We—that is, my political friends and I—are convinced that only an eco-socialist social order can be the solution to the above-mentioned, ever-worsening fundamental crisis of all mankind. But will it also be, can it be, compatible with liberal democracy? In principle, yes. But it is difficult to give a safe answer, because the future is in principle always uncertain. It will depend very much on the way and the circumstance in which such a social order will come into existence. The question could therefore be somewhat narrowed down and concretized: Is there enough reason to hope that we would soon be able to create an eco-socialist society by using the ways and means generally available in representative democracies?
I am afraid not. We cannot ignore the fact that in practice this political system is a pure competitive struggle for power. Ambitious professional politicians organized in parties necessarily have limited horizons. They want to be re-elected every 4 or 5 years. So, prior to each election, they must offer a smart mix of program elements capable of winning a majority. They must promise voters a better and more prosperous future. But, in material-economic terms, eco-socialism cannot promise a better future. On the contrary, eco-socialists will not beat about the bush. They will say openly that a contraction of the world economy and sacrifice of many consumption desires are absolutely necessary.
The most important precondition for the success of the eco-socialist perspective, if only in the long term, is, therefore, that the majority of mankind subjectively accepts the need for the unpleasant measures that eco-socialists propose. Only when this point is reached, in other words, only when the eco-socialist perspective has won cultural-intellectual hegemony in the sense of Gramsci—and that may take a long time—can eco-socialists put up presidential candidates for election, as a start, in some countries. They will probably also be elected. We can only hope that by then it has not already become too late and the collapse inevitable. When the cultural-intellectual hegemony of Eco-socialism has been achieved, it will probably not be so important who rules -just as in Germany today, under the hegemony of neo-liberal globalized capitalism, it does not really matter whether the Christian Democrats are ruling or the Social Democrats. This is because the candidates will then probably offer only slightly different variants of an eco-socialist program. Then surely also the realization of genuine liberal democracy will be possible, even with referenda on questions of detail, in line with Lincoln's definition.

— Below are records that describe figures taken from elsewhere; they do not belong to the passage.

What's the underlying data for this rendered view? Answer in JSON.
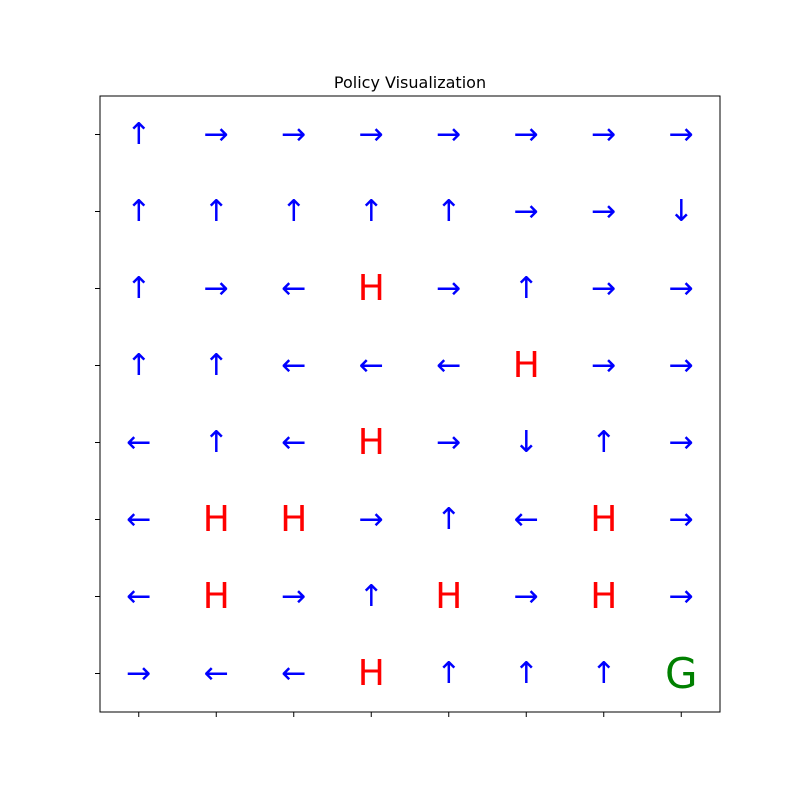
{
  "chart_data": {
    "type": "table",
    "title": "Policy Visualization",
    "grid_size": 8,
    "grid": false,
    "x_ticks": 8,
    "y_ticks": 8,
    "cells": [
      [
        "↑",
        "→",
        "→",
        "→",
        "→",
        "→",
        "→",
        "→"
      ],
      [
        "↑",
        "↑",
        "↑",
        "↑",
        "↑",
        "→",
        "→",
        "↓"
      ],
      [
        "↑",
        "→",
        "←",
        "H",
        "→",
        "↑",
        "→",
        "→"
      ],
      [
        "↑",
        "↑",
        "←",
        "←",
        "←",
        "H",
        "→",
        "→"
      ],
      [
        "←",
        "↑",
        "←",
        "H",
        "→",
        "↓",
        "↑",
        "→"
      ],
      [
        "←",
        "H",
        "H",
        "→",
        "↑",
        "←",
        "H",
        "→"
      ],
      [
        "←",
        "H",
        "→",
        "↑",
        "H",
        "→",
        "H",
        "→"
      ],
      [
        "→",
        "←",
        "←",
        "H",
        "↑",
        "↑",
        "↑",
        "G"
      ]
    ],
    "colors": {
      "arrow": "#0000ff",
      "hole": "#ff0000",
      "goal": "#008000",
      "axes": "#000000"
    }
  }
}
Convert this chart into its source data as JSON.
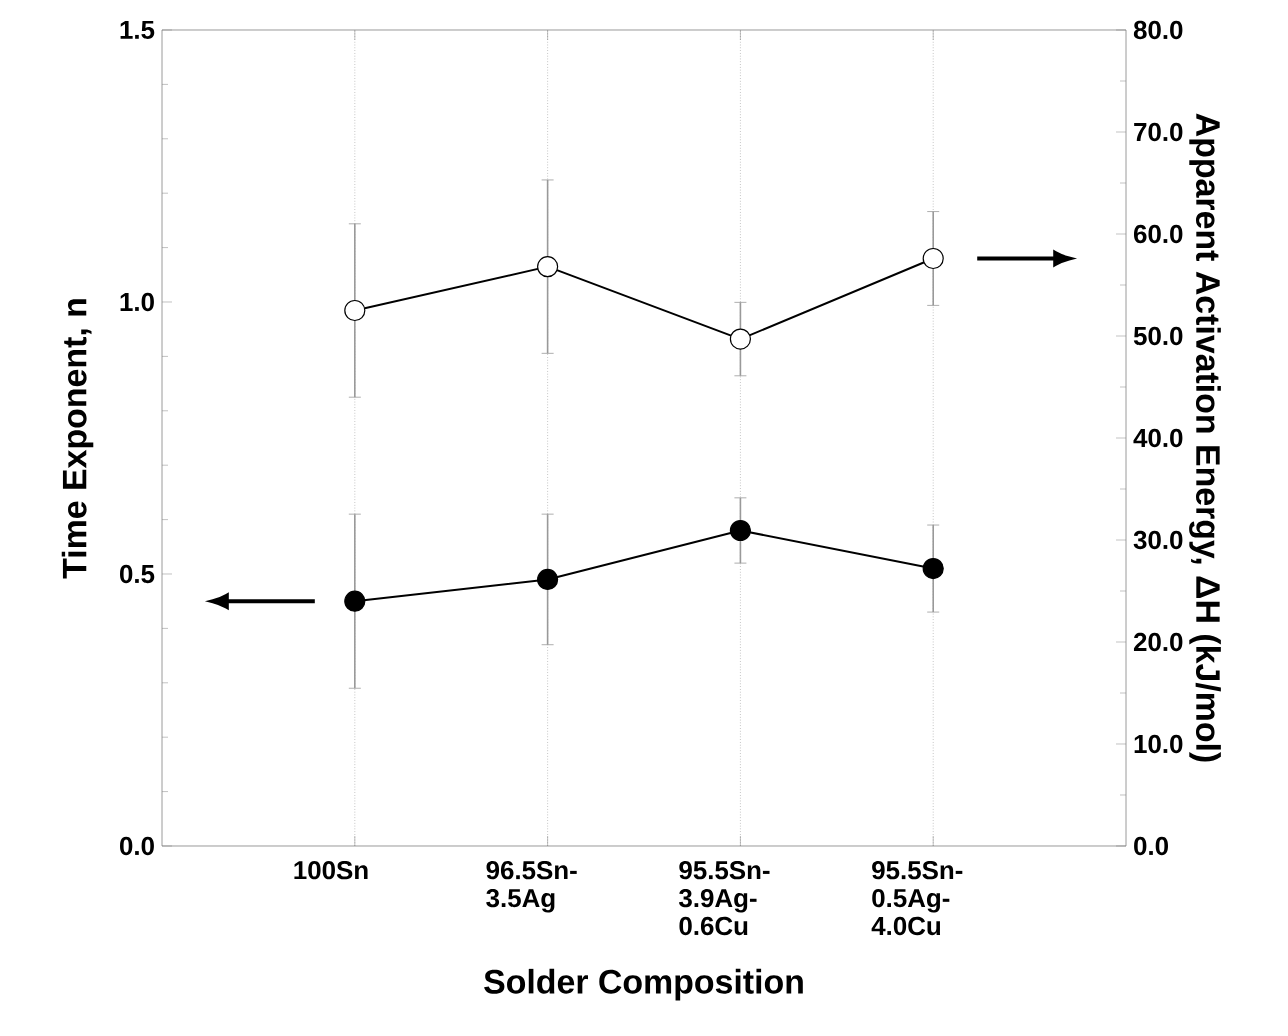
{
  "chart_data": {
    "type": "line",
    "categories": [
      "100Sn",
      "96.5Sn-3.5Ag",
      "95.5Sn-3.9Ag-0.6Cu",
      "95.5Sn-0.5Ag-4.0Cu"
    ],
    "xlabel": "Solder Composition",
    "ylabel": "Time Exponent, n",
    "y2label": "Apparent Activation Energy, ΔH  (kJ/mol)",
    "ylim": [
      0,
      1.5
    ],
    "yticks": [
      {
        "value": 0,
        "label": "0.0"
      },
      {
        "value": 0.5,
        "label": "0.5"
      },
      {
        "value": 1.0,
        "label": "1.0"
      },
      {
        "value": 1.5,
        "label": "1.5"
      }
    ],
    "y2lim": [
      0,
      80
    ],
    "y2ticks": [
      {
        "value": 0,
        "label": "0.0"
      },
      {
        "value": 10,
        "label": "10.0"
      },
      {
        "value": 20,
        "label": "20.0"
      },
      {
        "value": 30,
        "label": "30.0"
      },
      {
        "value": 40,
        "label": "40.0"
      },
      {
        "value": 50,
        "label": "50.0"
      },
      {
        "value": 60,
        "label": "60.0"
      },
      {
        "value": 70,
        "label": "70.0"
      },
      {
        "value": 80,
        "label": "80.0"
      }
    ],
    "grid": "x",
    "marker": "circle",
    "line_style": "solid",
    "series": [
      {
        "color": "#000000",
        "values": [
          0.45,
          0.49,
          0.58,
          0.51
        ],
        "errors": [
          0.16,
          0.12,
          0.06,
          0.08
        ]
      },
      {
        "color": "#ffffff",
        "axis": "y2",
        "values": [
          52.5,
          56.8,
          49.7,
          57.6
        ],
        "errors": [
          8.5,
          8.5,
          3.6,
          4.6
        ]
      }
    ]
  }
}
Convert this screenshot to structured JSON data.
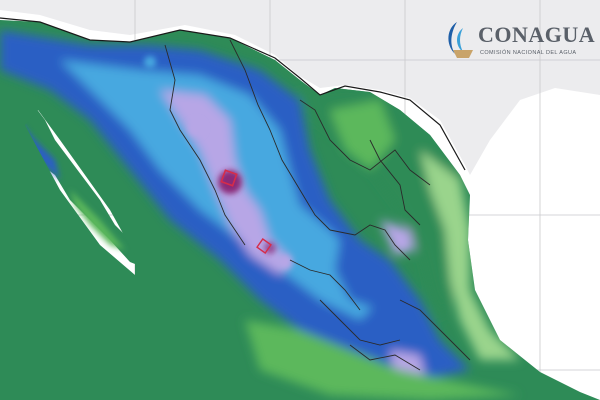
{
  "logo": {
    "title": "CONAGUA",
    "subtitle": "COMISIÓN NACIONAL DEL AGUA",
    "text_color": "#5a6069",
    "emblem_colors": [
      "#1f5fa8",
      "#3aa0d8",
      "#c9a46a"
    ]
  },
  "palette": {
    "ocean": "#ffffff",
    "land_usa": "#ececee",
    "graticule": "#c9c9cc",
    "border": "#1a1a1a",
    "state_line": "#2a2a2a",
    "rain_low": "#9ad48c",
    "rain_light": "#5cb85c",
    "rain_moderate": "#2e8b57",
    "rain_heavy": "#2c5fc4",
    "rain_very_heavy": "#46a8e0",
    "rain_intense": "#b7a6e6",
    "rain_extreme": "#8a2a78",
    "highlight_box": "#d62c4a"
  }
}
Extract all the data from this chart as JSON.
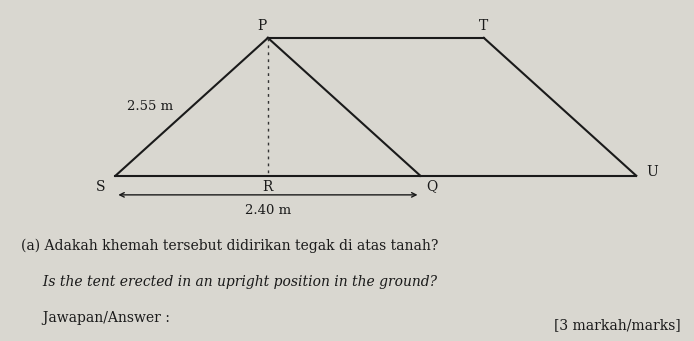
{
  "bg_color": "#d9d7d0",
  "line_color": "#1a1a1a",
  "dot_line_color": "#333333",
  "S": [
    0.0,
    0.0
  ],
  "R": [
    1.2,
    0.0
  ],
  "Q": [
    2.4,
    0.0
  ],
  "P": [
    1.2,
    1.8
  ],
  "T": [
    2.9,
    1.8
  ],
  "U": [
    4.1,
    0.0
  ],
  "label_SP": "2.55 m",
  "label_SQ": "2.40 m",
  "text_a": "(a) Adakah khemah tersebut didirikan tegak di atas tanah?",
  "text_b": "     Is the tent erected in an upright position in the ground?",
  "text_c": "     Jawapan/Answer :",
  "text_marks": "[3 markah/marks]"
}
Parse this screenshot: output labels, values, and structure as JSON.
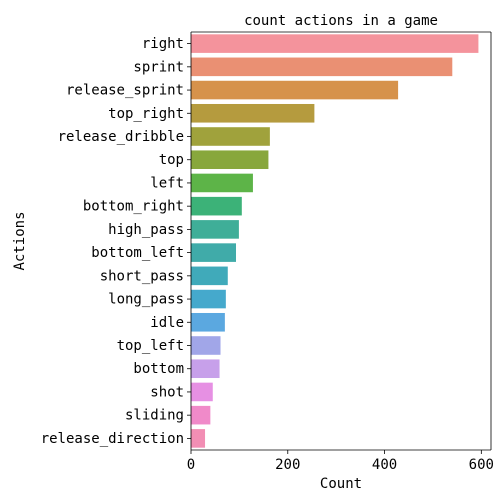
{
  "chart_data": {
    "type": "bar",
    "orientation": "horizontal",
    "title": "count actions in a game",
    "xlabel": "Count",
    "ylabel": "Actions",
    "xlim": [
      0,
      620
    ],
    "xticks": [
      0,
      200,
      400,
      600
    ],
    "grid": false,
    "legend": "none",
    "categories": [
      "right",
      "sprint",
      "release_sprint",
      "top_right",
      "release_dribble",
      "top",
      "left",
      "bottom_right",
      "high_pass",
      "bottom_left",
      "short_pass",
      "long_pass",
      "idle",
      "top_left",
      "bottom",
      "shot",
      "sliding",
      "release_direction"
    ],
    "values": [
      594,
      540,
      428,
      255,
      163,
      160,
      128,
      105,
      99,
      93,
      76,
      72,
      70,
      61,
      59,
      45,
      40,
      29
    ],
    "colors": [
      "#f4939c",
      "#ea9073",
      "#d6924b",
      "#b59b3e",
      "#a0a23c",
      "#88a73c",
      "#5db448",
      "#3cb278",
      "#3fae98",
      "#40aba9",
      "#40aaba",
      "#45a9cc",
      "#5ba8e0",
      "#a1a6e8",
      "#c7a0ea",
      "#e690e3",
      "#f08ac9",
      "#f28eb4"
    ]
  }
}
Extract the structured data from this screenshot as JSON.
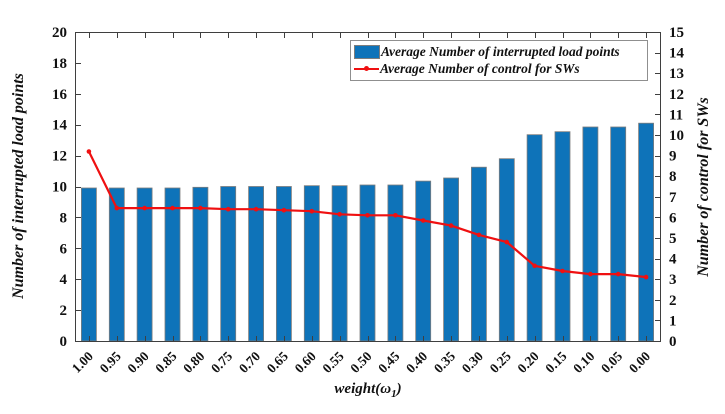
{
  "figure": {
    "background": "#ffffff",
    "bar_color": "#0e73b9",
    "bar_edge_color": "#7d7d7d",
    "line_color": "#ef1011",
    "axis_color": "#3f3f3f",
    "tick_label_color": "#111111"
  },
  "chart_data": {
    "type": "bar",
    "categories": [
      "1.00",
      "0.95",
      "0.90",
      "0.85",
      "0.80",
      "0.75",
      "0.70",
      "0.65",
      "0.60",
      "0.55",
      "0.50",
      "0.45",
      "0.40",
      "0.35",
      "0.30",
      "0.25",
      "0.20",
      "0.15",
      "0.10",
      "0.05",
      "0.00"
    ],
    "series": [
      {
        "name": "Average Number of interrupted load points",
        "type": "bar",
        "axis": "left",
        "values": [
          9.9,
          9.9,
          9.9,
          9.9,
          9.95,
          10.0,
          10.0,
          10.0,
          10.05,
          10.05,
          10.1,
          10.1,
          10.35,
          10.55,
          11.25,
          11.8,
          13.35,
          13.55,
          13.85,
          13.85,
          14.1
        ]
      },
      {
        "name": "Average Number of control for SWs",
        "type": "line",
        "axis": "right",
        "values": [
          9.2,
          6.45,
          6.45,
          6.45,
          6.45,
          6.4,
          6.4,
          6.35,
          6.3,
          6.15,
          6.1,
          6.1,
          5.85,
          5.6,
          5.15,
          4.8,
          3.65,
          3.4,
          3.25,
          3.25,
          3.1
        ]
      }
    ],
    "title": "",
    "xlabel_main": "weight(ω",
    "xlabel_sub": "1",
    "xlabel_close": ")",
    "ylabel_left": "Number of interrupted load points",
    "ylabel_right": "Number of control for SWs",
    "ylim_left": [
      0,
      20
    ],
    "ytick_step_left": 2,
    "ylim_right": [
      0,
      15
    ],
    "ytick_step_right": 1,
    "grid": false,
    "legend_position": "top-right"
  }
}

If the above-mentioned precondition is met, it will not be necessary to set up an eco-socialist dictatorship. If not, then also the majority of the soldiers and generals will not support an eco-socialist dictatorship as the solution to the fundamental crisis. For us, therefore, there remains no other option but the long march through the consciousness of our fellow humans, by democratic means. If we do not succeed in this endeavor, then we should prepare ourselves for the collapse and the subsequent barbarism followed by a military dictatorship.